Partant, le recourant serait en mesure de bénéficier du suivi nécessaire à sa santé au Sénégal. Ses conditions minimales d’existence sont dès lors garanties au sens de la jurisprudence en lien avec l’art. 83 al. 4 LEI.

Au vu de ce qui précède, c’est à bon droit que l’autorité intimée a considéré que le renvoi du recourant était raisonnablement exigible.
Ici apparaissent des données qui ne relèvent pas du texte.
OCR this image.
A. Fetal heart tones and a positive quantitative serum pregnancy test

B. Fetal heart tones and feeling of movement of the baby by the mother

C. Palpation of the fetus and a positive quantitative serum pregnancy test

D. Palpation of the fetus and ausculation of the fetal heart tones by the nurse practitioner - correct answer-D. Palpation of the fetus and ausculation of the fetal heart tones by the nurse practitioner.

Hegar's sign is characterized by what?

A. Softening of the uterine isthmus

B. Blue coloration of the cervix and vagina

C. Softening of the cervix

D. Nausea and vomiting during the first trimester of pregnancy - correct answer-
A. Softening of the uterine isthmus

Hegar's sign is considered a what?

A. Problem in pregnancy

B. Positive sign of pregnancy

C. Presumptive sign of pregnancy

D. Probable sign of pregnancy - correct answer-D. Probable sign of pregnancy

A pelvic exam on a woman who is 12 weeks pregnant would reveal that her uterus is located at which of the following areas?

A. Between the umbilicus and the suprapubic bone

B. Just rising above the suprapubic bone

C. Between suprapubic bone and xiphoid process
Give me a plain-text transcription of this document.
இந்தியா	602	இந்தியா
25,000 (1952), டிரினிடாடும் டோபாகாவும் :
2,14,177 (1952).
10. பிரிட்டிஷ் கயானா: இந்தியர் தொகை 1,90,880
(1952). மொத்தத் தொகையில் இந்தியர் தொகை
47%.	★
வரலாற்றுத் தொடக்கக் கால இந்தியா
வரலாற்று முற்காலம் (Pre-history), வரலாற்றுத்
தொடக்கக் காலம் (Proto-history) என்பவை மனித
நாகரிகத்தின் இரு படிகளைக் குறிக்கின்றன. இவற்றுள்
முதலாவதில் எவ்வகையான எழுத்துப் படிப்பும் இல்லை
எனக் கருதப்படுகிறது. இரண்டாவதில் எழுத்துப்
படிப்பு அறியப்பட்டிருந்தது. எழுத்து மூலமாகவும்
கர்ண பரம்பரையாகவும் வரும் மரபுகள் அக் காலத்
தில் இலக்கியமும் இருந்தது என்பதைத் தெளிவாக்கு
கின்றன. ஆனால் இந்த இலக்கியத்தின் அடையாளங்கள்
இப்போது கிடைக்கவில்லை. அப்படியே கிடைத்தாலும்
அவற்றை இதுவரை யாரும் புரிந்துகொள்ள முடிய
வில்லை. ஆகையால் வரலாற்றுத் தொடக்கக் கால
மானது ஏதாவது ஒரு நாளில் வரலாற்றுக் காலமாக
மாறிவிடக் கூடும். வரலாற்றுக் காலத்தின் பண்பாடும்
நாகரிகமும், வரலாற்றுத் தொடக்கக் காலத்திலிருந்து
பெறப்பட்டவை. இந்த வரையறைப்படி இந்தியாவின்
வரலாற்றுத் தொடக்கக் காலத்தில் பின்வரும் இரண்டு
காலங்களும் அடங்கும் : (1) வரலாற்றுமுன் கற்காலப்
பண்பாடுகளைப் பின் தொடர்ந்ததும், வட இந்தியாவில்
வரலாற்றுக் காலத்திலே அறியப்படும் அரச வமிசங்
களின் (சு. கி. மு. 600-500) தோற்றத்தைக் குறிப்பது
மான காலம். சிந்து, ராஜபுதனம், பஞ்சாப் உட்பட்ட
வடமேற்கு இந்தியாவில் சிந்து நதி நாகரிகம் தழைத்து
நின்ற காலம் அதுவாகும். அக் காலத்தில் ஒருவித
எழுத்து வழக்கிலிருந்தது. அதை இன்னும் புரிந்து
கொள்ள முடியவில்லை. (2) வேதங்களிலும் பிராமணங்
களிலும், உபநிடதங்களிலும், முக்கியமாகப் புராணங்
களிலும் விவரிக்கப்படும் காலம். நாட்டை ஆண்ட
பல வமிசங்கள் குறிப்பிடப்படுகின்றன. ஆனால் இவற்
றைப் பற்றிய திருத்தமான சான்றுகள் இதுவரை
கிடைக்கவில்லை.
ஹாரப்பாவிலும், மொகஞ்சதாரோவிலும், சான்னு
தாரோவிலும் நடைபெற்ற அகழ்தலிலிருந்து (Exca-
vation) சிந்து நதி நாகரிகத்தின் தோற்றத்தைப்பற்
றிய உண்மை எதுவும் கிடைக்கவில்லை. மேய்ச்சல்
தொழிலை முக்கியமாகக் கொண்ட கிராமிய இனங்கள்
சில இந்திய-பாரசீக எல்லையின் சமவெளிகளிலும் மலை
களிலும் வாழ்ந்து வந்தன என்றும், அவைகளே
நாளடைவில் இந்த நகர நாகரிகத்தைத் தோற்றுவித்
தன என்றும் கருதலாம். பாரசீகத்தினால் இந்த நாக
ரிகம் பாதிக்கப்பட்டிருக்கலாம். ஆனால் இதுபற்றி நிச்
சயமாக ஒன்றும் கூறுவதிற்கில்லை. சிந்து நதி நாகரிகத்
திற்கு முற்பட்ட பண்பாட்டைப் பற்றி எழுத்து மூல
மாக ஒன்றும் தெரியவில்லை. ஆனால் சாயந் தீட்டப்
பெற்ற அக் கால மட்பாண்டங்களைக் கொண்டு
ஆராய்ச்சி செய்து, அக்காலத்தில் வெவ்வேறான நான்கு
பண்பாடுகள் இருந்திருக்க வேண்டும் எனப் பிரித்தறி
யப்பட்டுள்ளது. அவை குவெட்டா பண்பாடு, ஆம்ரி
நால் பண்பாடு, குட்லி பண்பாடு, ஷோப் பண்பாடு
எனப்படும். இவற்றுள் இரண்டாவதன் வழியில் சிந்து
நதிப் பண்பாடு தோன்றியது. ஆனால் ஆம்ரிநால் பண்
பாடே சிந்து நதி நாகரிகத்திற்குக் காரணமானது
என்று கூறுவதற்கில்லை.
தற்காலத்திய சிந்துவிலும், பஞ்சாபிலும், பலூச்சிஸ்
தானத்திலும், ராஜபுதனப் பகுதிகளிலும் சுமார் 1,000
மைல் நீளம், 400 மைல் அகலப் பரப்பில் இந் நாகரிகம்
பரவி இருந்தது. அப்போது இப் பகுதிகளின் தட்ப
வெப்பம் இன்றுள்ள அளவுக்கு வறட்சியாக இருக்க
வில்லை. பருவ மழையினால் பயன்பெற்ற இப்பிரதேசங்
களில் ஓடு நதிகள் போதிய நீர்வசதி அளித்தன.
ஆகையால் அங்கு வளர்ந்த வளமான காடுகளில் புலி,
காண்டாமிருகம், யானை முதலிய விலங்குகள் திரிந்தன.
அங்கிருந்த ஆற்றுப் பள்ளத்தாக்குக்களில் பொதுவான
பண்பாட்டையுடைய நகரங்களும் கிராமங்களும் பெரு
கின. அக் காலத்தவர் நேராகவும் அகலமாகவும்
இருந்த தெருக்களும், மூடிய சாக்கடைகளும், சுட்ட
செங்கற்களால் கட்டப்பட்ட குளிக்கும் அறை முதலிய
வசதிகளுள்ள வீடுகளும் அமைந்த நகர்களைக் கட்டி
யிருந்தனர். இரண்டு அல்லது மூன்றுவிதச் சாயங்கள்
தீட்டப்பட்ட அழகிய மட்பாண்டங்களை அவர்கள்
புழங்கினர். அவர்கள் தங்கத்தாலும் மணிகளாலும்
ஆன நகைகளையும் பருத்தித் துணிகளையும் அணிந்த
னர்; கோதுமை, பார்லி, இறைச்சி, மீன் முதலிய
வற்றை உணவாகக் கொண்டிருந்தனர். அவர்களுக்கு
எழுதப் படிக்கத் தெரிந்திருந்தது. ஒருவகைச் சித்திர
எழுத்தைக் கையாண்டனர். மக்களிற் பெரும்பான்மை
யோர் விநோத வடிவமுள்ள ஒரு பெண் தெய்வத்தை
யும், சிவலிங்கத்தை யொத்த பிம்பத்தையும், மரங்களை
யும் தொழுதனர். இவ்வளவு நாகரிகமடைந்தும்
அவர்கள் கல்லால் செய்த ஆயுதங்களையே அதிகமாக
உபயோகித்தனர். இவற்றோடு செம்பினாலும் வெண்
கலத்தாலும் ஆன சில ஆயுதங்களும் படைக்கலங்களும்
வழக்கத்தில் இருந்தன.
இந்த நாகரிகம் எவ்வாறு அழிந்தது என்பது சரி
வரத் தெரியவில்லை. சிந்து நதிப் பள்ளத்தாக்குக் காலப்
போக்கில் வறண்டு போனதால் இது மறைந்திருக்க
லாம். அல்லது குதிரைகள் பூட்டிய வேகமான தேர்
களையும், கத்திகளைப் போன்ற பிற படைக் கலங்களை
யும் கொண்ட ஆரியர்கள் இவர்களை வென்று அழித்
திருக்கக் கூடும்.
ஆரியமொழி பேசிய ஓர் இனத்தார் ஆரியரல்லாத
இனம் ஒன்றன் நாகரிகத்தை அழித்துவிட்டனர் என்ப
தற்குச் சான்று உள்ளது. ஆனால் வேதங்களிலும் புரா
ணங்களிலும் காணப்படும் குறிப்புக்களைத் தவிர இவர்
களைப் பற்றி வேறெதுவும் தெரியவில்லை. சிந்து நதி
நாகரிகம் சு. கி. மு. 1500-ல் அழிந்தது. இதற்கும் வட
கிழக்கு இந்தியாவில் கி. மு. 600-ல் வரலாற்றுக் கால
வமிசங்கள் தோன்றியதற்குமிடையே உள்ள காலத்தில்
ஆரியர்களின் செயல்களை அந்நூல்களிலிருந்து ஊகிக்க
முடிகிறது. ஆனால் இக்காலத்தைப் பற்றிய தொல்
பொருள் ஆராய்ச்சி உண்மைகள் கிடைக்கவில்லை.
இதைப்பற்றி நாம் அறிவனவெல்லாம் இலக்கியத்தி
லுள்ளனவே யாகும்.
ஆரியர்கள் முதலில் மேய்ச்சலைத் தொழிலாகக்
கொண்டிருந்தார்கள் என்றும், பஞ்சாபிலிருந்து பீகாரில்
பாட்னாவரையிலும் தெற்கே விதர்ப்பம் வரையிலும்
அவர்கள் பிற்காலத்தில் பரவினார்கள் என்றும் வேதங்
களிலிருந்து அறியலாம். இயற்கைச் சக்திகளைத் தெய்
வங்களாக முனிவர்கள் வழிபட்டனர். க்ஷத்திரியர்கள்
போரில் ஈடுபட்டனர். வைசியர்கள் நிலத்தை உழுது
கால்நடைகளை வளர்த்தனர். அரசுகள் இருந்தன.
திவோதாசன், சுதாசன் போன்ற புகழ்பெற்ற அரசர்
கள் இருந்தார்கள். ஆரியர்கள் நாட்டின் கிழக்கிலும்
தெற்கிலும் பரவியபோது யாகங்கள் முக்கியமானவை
28.         Compte tenu de ce qui précède, le recours, mal fondé, sera rejeté.

29.         En application des art. 87 al. 1 LPA et 1 et 2 du règlement sur les frais, émoluments et indemnités en procédure administrative du 30 juillet 1986 (RFPA - E 5 10.03), le recourant qui succombe, est condamné au paiement d’un émolument s'élevant à CHF 500.- ; il est couvert par l’avance de frais versée à la suite du dépôt du recours.

Le recourant étant au bénéfice de l'assistance juridique, cet émolument sera laissé à la charge de l’État de Genève, sous réserve du prononcé d'une décision finale du service de l’assistance juridique sur la base de l’art. 19 al. 1 du règlement sur l'assistance juridique et l’indemnisation des conseils juridiques et défenseurs d'office en matière civile, administrative et pénale du 28 juillet 2010 (RAJ - E 2 05.04).

30.         Vu l’issue du litige, aucune indemnité de procédure ne sera allouée (art. 87 al. 2 LPA).

31.         En vertu des art. 89 al. 2 et 111 al. 2 de la loi sur le Tribunal fédéral du 17 juin 2005 (LTF - RS 173.110), le présent jugement sera communiqué au secrétariat d'État aux migrations.

 

 

PAR CES MOTIFS

LE TRIBUNAL ADMINISTRATIF

DE PREMIÈRE INSTANCE

1.             déclare recevable le recours interjeté le 19 février 2021 par Monsieur A______ contre la décision de l'office cantonal de la population et des migrations du 19 janvier 2021 ;

2.             le rejette ;

3.             met à la charge du recourant un émolument de CHF 500.-, lequel est couvert par l'avance de frais ;

4.             le laisse à la charge de l’État de Genève, sous réserve de la décision finale de l'assistance juridique en application de l'art. 19 al. 1 RAJ ;

5.             dit qu’il n’est pas alloué d’indemnité de procédure ;

6.             dit que, conformément aux art. 132 LOJ, 62 al. 1 let. a et 65 LPA, le présent jugement est susceptible de faire l'objet d'un recours auprès de la chambre administrative de la Cour de justice (10 rue de Saint-Léger, case postale 1956, 1211 Genève 1) dans les trente jours à compter de sa notification. L'acte de recours doit être dûment motivé et contenir, sous peine d'irrecevabilité, la désignation du jugement attaqué et les conclusions du recourant. Il doit être accompagné du présent jugement et des autres pièces dont dispose le recourant.

 

Au nom du Tribunal :

La présidente

Sophie CORNIOLEY BERGER

 

Copie conforme de ce jugement est communiquée aux parties, ainsi qu’au secrétariat d'État aux migrations.